Apparently, I’m a lot like Woody Allen. So I’ve been told by men older than myself. I can see it, I admit. There’s the whole jewish thing for starters. There’s the neurotic aspect of my personality too. And I admit, I do worry about the universe expanding. I do think it’s my business.
However, I don’t you think you have to be chock full of all of his insecurities to be a Woody Allen fan. It probably helps, but as a filmmaker he’s created some of the most wonderful films of the last 40 years. Comedies and dramas that explore what it’s like to exist in this world. To search for love and happiness and friendship, all with the spectre of just how fragile and finite our existence really is. To paraphrase a Canadian comic book character with claws, Woody Allen is the best there is at what he does, but what he does isn’t always very nice.
Woody and I
I got on board with Woody in the 90’s, when I was a teenager and he was going through his one and only scandal, the dissolution of his relationship with Mia Farrow and his love affair (and eventual marriage) to her adopted daughter, Soon-Yi Previn. What’s amazing was through and subsequent to all that drama, Woody released a series of stellar films – Husbands and Wives, Manhattan Murder Mystery, Bullets Over Broadway, Mighty Aphrodite, Deconstructing Harry. At the same time, I was going back to his earlier work – watching Annie Hall and Manhattan for the first time, rewatching The Purple Rose of Cairo and Crimes and Misdemeanors. I read biographies about the man and his work, looking to get an insight to what makes him tick.
How Does He Do It?
Which brings me to Woody Allen: A Documentary, a PBS two part film for American Masters that was recently released on DVD. Done with Woody’s complete cooperation, it’s as inside a look into his world and creativity that anybody interested in filmmaking and filmmakers should watch. Critics, actors and peers, including Martin Scorsese, Diane Keaton, Mariel Hemmingway, Sean Penn, Josh Brolin and many others offer enlightening descriptions of Woody’s methods as a writer and director. We watch Woody onset of his 2011 film You Will Meet A Tall Dark Stranger, giving guidance and advice to his stars Brolin and Naomi Watts. It’s not one of his better films, but seeing the man at work is entertaining and informative.

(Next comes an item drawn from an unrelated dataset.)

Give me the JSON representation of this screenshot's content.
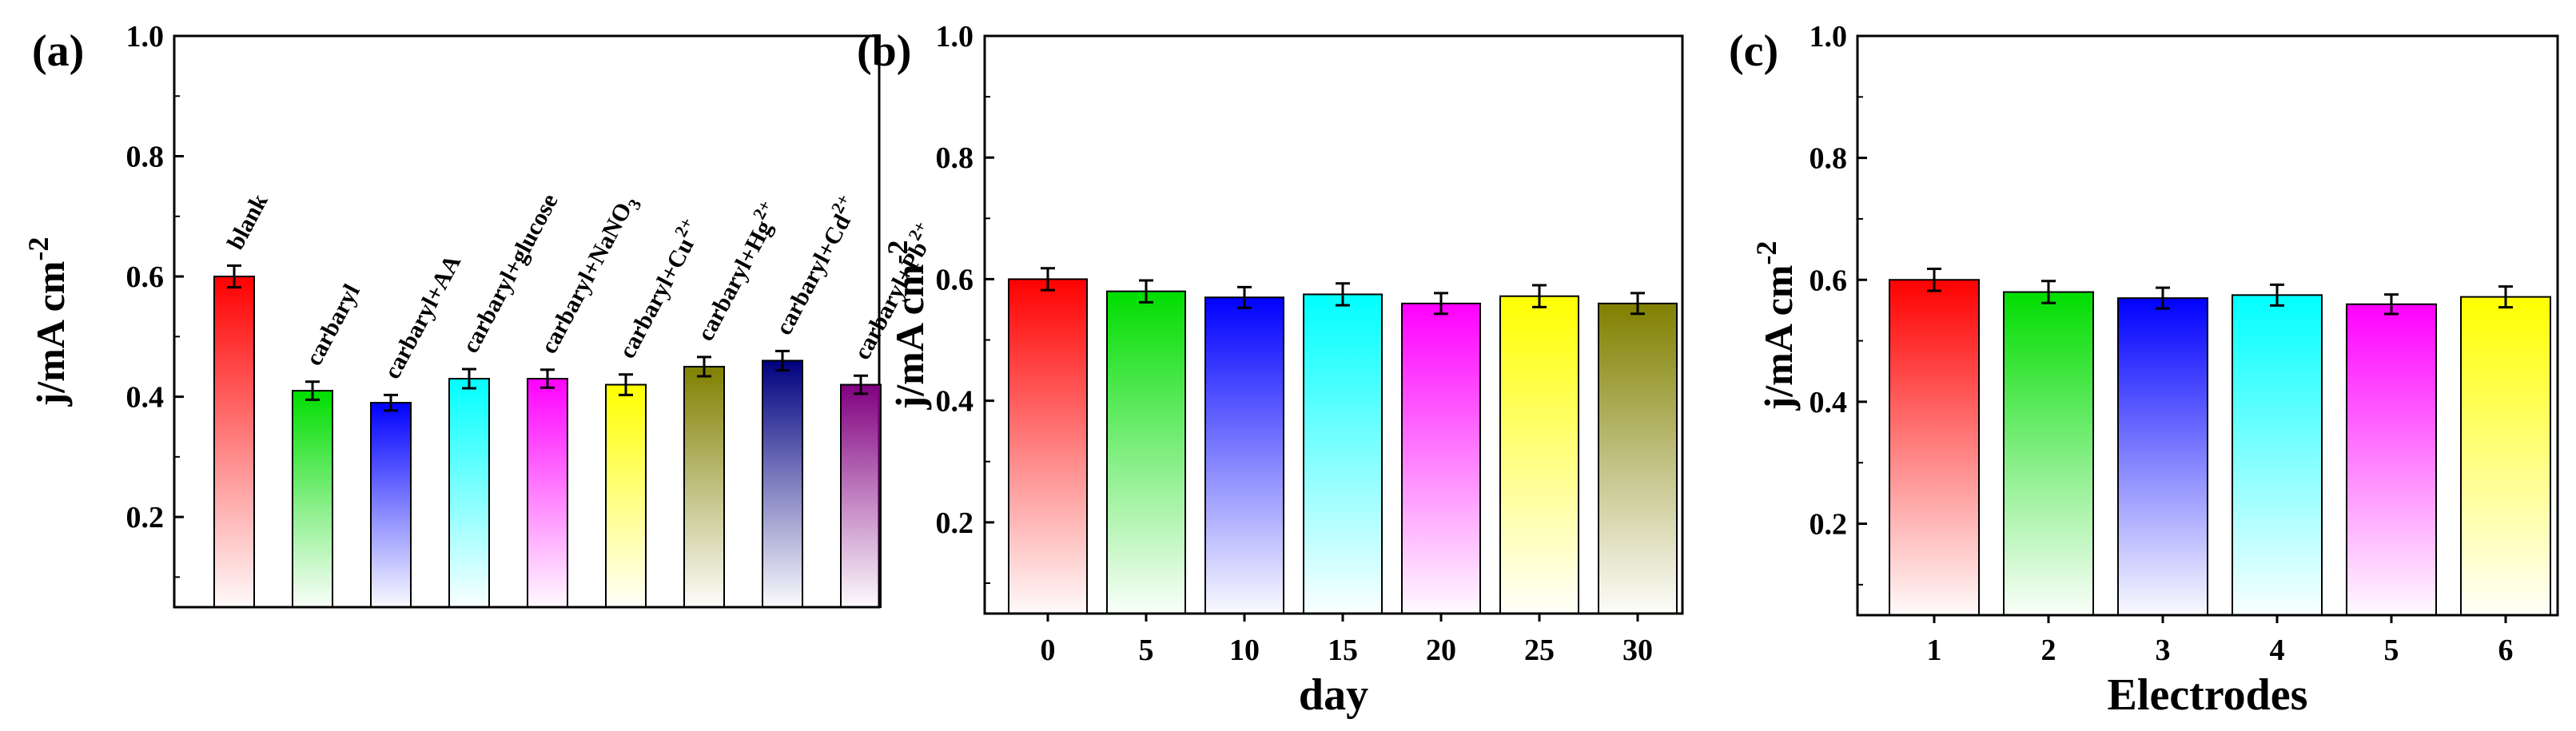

There’s a strong focus on a few films – Annie Hall, Manhattan and Crimes and Misdemeanors. Not surprising, really, as these three are really considered to be Woody at his best. It’s certainly hard for me to not think of them as such. All three offer such great insight into the human condition – who we are and why do the things we do. If you haven’t seen Annie Hall or Manhattan, you’re missing Diane Keaton at her best. As for Crimes and Misdemeanors, it offers up brilliant performances from Jerry Orbach and Martin Landau, two old time pros who work off each other brilliantly. To hear Woody and his stars talk about the films gives a fan an even greater insight and appreciation into his craft.
At nearly four hours long, Woody Allen: A Documentary is a near perfect exploration of Woody’s life and work. It doesn’t dwell on the Farrow scandal, so if you’re looking for that kind of gossip, you won’t find it here. As a fan of both Manhattan Murder Mystery and Deconstructing Harry, I would have like a little more insight into both those films. Overall though, this is one of the most compelling films I’ve ever watched on a filmmaker, made even more enticing by Woody’s full blown participation.
Watch it and you may find your appreciation of the man and his universe expanding.